Critique du livre : « Wool », par Hugh Howey

Même s'il ne s'agissait que d'un roman post-apocalyptique banal sur une société forcée de vivre sous terre, Laine serait encore tout un conte. À l'été 2011, Hugh Howey, un touche-à-tout de 36 ans, a auto-publié une nouvelle sur le Web. Il a été découvert par des fans d'aventures de science-fiction dystopiques, et ils ont rapidement fait passer le mot. L'augmentation rapide des ventes l'a amené à continuer l'histoire en quatre versements supplémentaires.

Bien avant qu'une édition imprimée ne sorte d'une presse, Wool avait vendu plus de 400 000 livres électroniques et avait été choisi par Hollywood. Mais ce qui le distingue des centaines de milliers de livres électroniques auto-édités, c'est que c'est une bonne histoire fascinante, et bien racontée. Il semble qu'il devrait y avoir une astuce marketing responsable ou un appel flagrant à un intérêt lascif, mais il ne s'agit pas de Cinquante nuances de laine. C'est la vraie affaire.

Simon et Schuster ont pris la vague et publient un omnibus en cinq volumes - en éditions reliées et brochées simultanées - pour nous les Luddites. À l'heure actuelle, si vous n'avez pas lu (ou du moins entendu parler de) Wool, vous êtes désespérément démodé et étrangement bien adapté à ses charmes de narration plutôt traditionnels.



L'action se déroule à l'intérieur d'un immense silo de 144 étages de profondeur, creusé dans la Terre, où les gens doivent vivre car l'atmosphère est toxique et la terre est ruinée. La petite communauté est également stratifiée, avec les agriculteurs et les mécaniciens dans le tiers inférieur, les informaticiens au cœur de la structure et la classe professionnelle au niveau supérieur. Le silo repose sur un étatisme hautement réglementé. Les classes ouvrières portent des uniformes à code couleur. Les biens et services sont échangés par des jetons.

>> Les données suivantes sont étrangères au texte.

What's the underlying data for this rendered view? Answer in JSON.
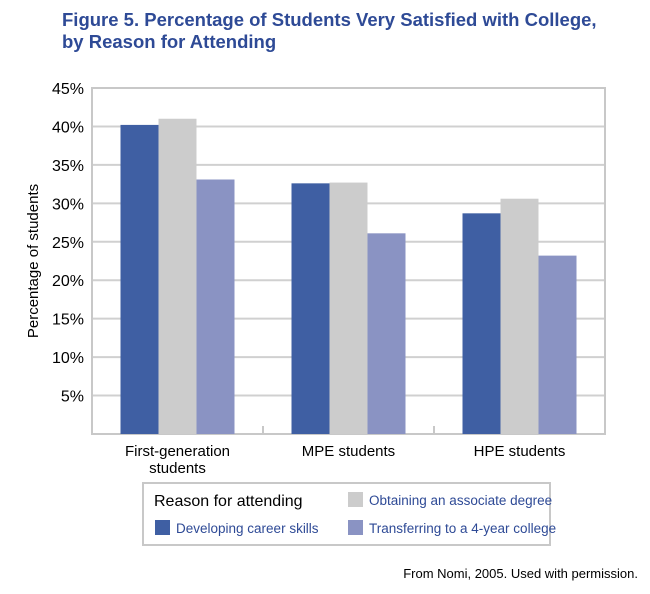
{
  "title_line1": "Figure 5. Percentage of Students Very Satisfied with College,",
  "title_line2": "by Reason for Attending",
  "credit": "From Nomi, 2005. Used with permission.",
  "chart_data": {
    "type": "bar",
    "title": "Figure 5. Percentage of Students Very Satisfied with College, by Reason for Attending",
    "xlabel": "",
    "ylabel": "Percentage of students",
    "ylim": [
      0,
      45
    ],
    "yticks": [
      5,
      10,
      15,
      20,
      25,
      30,
      35,
      40,
      45
    ],
    "ytick_labels": [
      "5%",
      "10%",
      "15%",
      "20%",
      "25%",
      "30%",
      "35%",
      "40%",
      "45%"
    ],
    "grid": true,
    "categories": [
      [
        "First-generation",
        "students"
      ],
      [
        "MPE students"
      ],
      [
        "HPE students"
      ]
    ],
    "legend_title": "Reason for attending",
    "legend_placement": "bottom",
    "series": [
      {
        "name": "Developing career skills",
        "color": "#3F5FA3",
        "values": [
          40.2,
          32.6,
          28.7
        ]
      },
      {
        "name": "Obtaining an associate degree",
        "color": "#CCCCCC",
        "values": [
          41.0,
          32.7,
          30.6
        ]
      },
      {
        "name": "Transferring to a 4-year college",
        "color": "#8A93C3",
        "values": [
          33.1,
          26.1,
          23.2
        ]
      }
    ]
  }
}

Les gens sont limités par un ensemble de règles rigides sur tout, du nombre d'enfants au nombre et aux types d'animaux domestiques autorisés.

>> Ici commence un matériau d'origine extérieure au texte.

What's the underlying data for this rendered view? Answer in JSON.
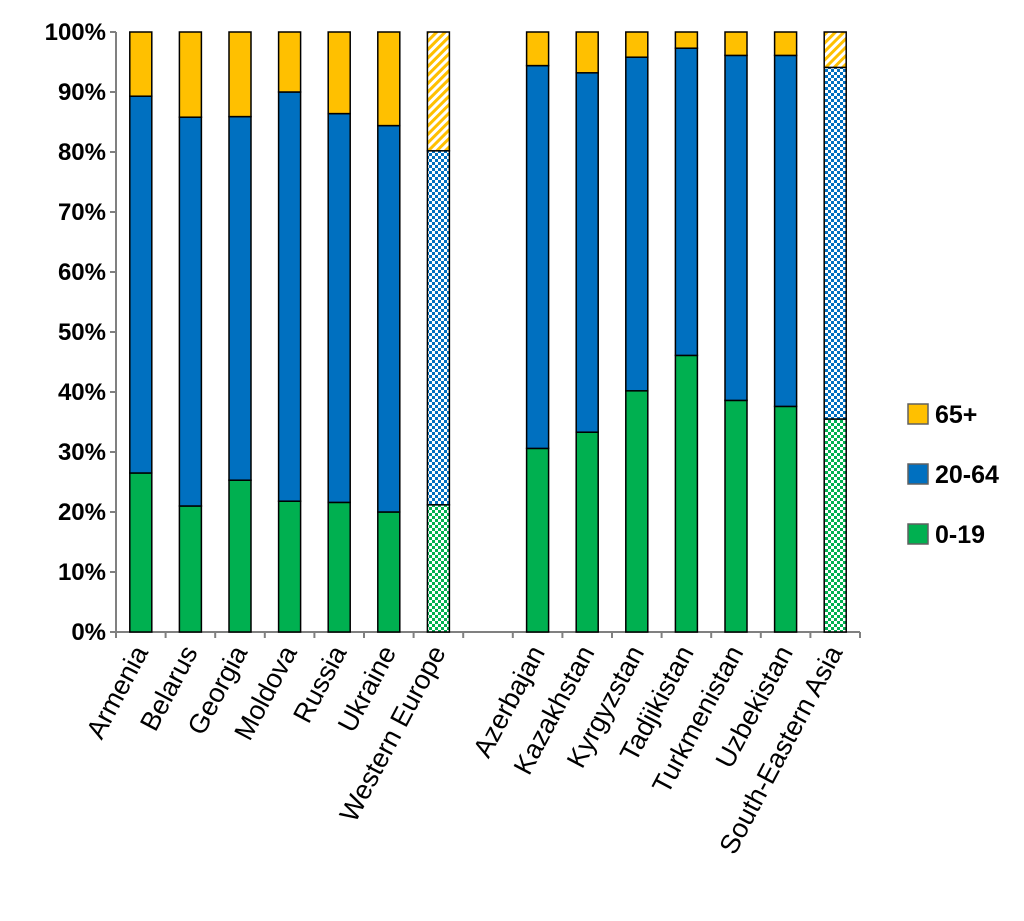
{
  "chart_data": {
    "type": "bar",
    "stacked": true,
    "percent": true,
    "title": "",
    "xlabel": "",
    "ylabel": "",
    "ylim": [
      0,
      100
    ],
    "yticks": [
      "0%",
      "10%",
      "20%",
      "30%",
      "40%",
      "50%",
      "60%",
      "70%",
      "80%",
      "90%",
      "100%"
    ],
    "grid": false,
    "legend_position": "right",
    "categories": [
      "Armenia",
      "Belarus",
      "Georgia",
      "Moldova",
      "Russia",
      "Ukraine",
      "Western Europe",
      "",
      "Azerbajan",
      "Kazakhstan",
      "Kyrgyzstan",
      "Tadjikistan",
      "Turkmenistan",
      "Uzbekistan",
      "South-Eastern Asia"
    ],
    "hatched_categories": [
      "Western Europe",
      "South-Eastern Asia"
    ],
    "series": [
      {
        "name": "0-19",
        "color": "#00B050",
        "values": [
          26.5,
          21.0,
          25.3,
          21.8,
          21.6,
          20.0,
          21.2,
          null,
          30.6,
          33.3,
          40.2,
          46.1,
          38.6,
          37.6,
          35.5
        ]
      },
      {
        "name": "20-64",
        "color": "#0070C0",
        "values": [
          62.8,
          64.8,
          60.6,
          68.2,
          64.8,
          64.4,
          59.0,
          null,
          63.8,
          59.9,
          55.6,
          51.2,
          57.5,
          58.5,
          58.6
        ]
      },
      {
        "name": "65+",
        "color": "#FFC000",
        "values": [
          10.7,
          14.2,
          14.1,
          10.0,
          13.6,
          15.6,
          19.8,
          null,
          5.6,
          6.8,
          4.2,
          2.7,
          3.9,
          3.9,
          5.9
        ]
      }
    ]
  }
}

Ils ont tout le nécessaire pour vivre sous terre, comme les moyens d'élever des fruits, des légumes et des animaux, une capacité de fabrication de base et un système d'alimentation en eau et en eau rudimentaire. Il y a une sorte d'éthique steampunk au travail, et ce n'est clairement pas l'avenir de votre père. Ils utilisent du charbon de bois pour écrire et manquent de papier. Le passé lointain et le monde naturel du début du 21e siècle ont disparu. Pire encore, il n'y a pas d'ascenseur dans le silo, juste un très long escalier en colimaçon.

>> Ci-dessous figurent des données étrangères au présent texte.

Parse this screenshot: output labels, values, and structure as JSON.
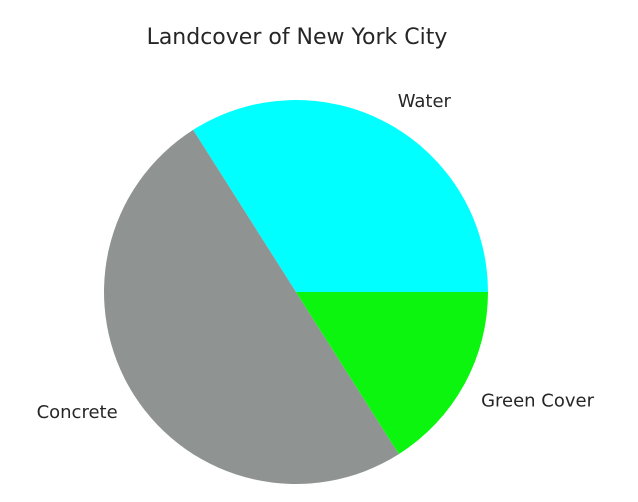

De temps en temps, quelqu'un est envoyé à l'extérieur dans une combinaison de protection avec de la laine de qualité industrielle pour nettoyer la saleté des capteurs qui font face au monde extérieur et apporter une lumière diluée. Le seul problème est que les ingénieurs n'ont pas encore trouvé le moyen de remettre les nettoyeurs vivants dans le silo.

Howey plonge directement dans cette étrange dystopie souterraine et la construit au fur et à mesure que l'histoire avance, donnant au roman son dynamisme et son autorité. Bien que richement texturés, le silo et l'État ne seront jamais suffisants pour ces personnes vivant sous terre : il y avait cet espoir tacite et mortel dans chaque membre du silo, écrit-il. Un espoir ridicule et fantastique. Que peut-être pas pour eux, mais peut-être pour leurs enfants, ou les enfants de leurs enfants, la vie à l'extérieur serait à nouveau possible, et que ce serait le travail et les combinaisons volumineuses qui sortaient de leurs labos qui feraient tout possible.

Dans ce monde vient un héros réticent. Elle s'appelle Juliette et l'histoire tourne autour de sa quête pour incarner l'espoir de la sous-classe. Elle est mécanicienne, réparatrice de machines. Elle est très courageuse et inventive, mais Howey l'imprègne de suffisamment de défauts et de doutes pour en faire un protagoniste complet qui entraîne le lecteur. Elle est un chevalier errant idéal pour notre temps. Lorsqu'elle est envoyée pour devenir femme de ménage, ses collègues mécaniciens se soulèvent et prennent les armes contre l'État.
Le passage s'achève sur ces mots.